Small Worlds by David Shute
As far as I can tell, his only previous game was the hilarious
comedy movement game Chasm Spasm.
(I'll be darned, it has been done before!) This new one's a pure
exploration game. I like this guy. :D
With
Small Worlds he's playing with zooming-out (much like I did in
The Perfect Color), which I don't think I've ever seen before in exploration. The worlds are all pixel-art, which start so zoomed in that it barely has any coherence yet. You explore more of it by jumping around in side view, and it zooms out so you can see where you're going. Any parts of the image you don't go to don't get filled in. So if you don't want to experience the game to the fullest, you're not forced to.
There's an overworld, a science-fiction-y space-ship-y area, cold and gray like so many other games. The soundtrack has the humming of machinery, and everything looks dead and desolate. From there, you get to four other worlds, each of them beautiful and serene. They feature unusual combinations of what looks like man-made structures and natural chaos. When you get to the end, the game jarringly switches back to the overworld, leaving you disappointed to be back. After you've been to all four worlds, you detach from the space ship, the world zooms out further to show that you're leaving it behind, and the word "silence" appears on the screen to indicate that the game is over.
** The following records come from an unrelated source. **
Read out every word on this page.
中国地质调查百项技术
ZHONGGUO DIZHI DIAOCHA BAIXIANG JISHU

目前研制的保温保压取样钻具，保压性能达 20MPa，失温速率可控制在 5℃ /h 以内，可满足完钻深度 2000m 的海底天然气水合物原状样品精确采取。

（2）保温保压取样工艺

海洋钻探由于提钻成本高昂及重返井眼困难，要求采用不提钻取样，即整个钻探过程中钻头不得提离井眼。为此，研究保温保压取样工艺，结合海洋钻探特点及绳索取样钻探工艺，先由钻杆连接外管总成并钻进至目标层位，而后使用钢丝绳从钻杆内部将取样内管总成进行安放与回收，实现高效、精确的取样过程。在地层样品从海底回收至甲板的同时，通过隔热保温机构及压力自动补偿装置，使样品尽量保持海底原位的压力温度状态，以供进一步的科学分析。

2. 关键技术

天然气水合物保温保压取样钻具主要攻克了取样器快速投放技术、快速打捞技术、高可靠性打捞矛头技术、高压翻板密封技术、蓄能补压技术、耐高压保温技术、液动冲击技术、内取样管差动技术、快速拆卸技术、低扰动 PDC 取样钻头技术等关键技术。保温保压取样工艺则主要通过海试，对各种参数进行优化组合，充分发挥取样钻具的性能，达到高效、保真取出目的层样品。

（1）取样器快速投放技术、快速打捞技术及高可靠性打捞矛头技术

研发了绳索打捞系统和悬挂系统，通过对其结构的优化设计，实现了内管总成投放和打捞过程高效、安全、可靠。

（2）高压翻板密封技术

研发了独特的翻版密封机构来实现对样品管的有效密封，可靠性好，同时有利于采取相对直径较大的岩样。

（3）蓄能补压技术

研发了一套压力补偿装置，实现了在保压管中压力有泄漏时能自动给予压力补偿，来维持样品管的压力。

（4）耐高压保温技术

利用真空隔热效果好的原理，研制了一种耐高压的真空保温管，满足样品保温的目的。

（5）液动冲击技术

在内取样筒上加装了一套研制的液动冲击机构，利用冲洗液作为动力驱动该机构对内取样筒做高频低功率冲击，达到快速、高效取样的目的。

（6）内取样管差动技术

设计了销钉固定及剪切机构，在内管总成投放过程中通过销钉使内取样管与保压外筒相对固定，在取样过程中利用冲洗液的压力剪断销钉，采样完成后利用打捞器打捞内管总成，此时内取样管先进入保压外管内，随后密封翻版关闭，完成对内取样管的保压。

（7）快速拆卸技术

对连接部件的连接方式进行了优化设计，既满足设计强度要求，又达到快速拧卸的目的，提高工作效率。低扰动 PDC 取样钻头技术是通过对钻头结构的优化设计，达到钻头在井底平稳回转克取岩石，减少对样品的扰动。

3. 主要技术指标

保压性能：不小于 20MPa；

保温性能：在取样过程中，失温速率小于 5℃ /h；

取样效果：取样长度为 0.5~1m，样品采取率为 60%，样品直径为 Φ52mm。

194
If you think that sounds like fun, you're right - it's terrific. And if you think it
doesn't sound like fun, go away, you philistine.
The one weakness of the game is the jumping. It's the annoying kind of jumping, where if you hold down the button it keeps jumping forever. Those controls only ever existed because they're easier to program than sensible jumping- if there's a context in which that kind of endless bouncing works, I haven't seen it.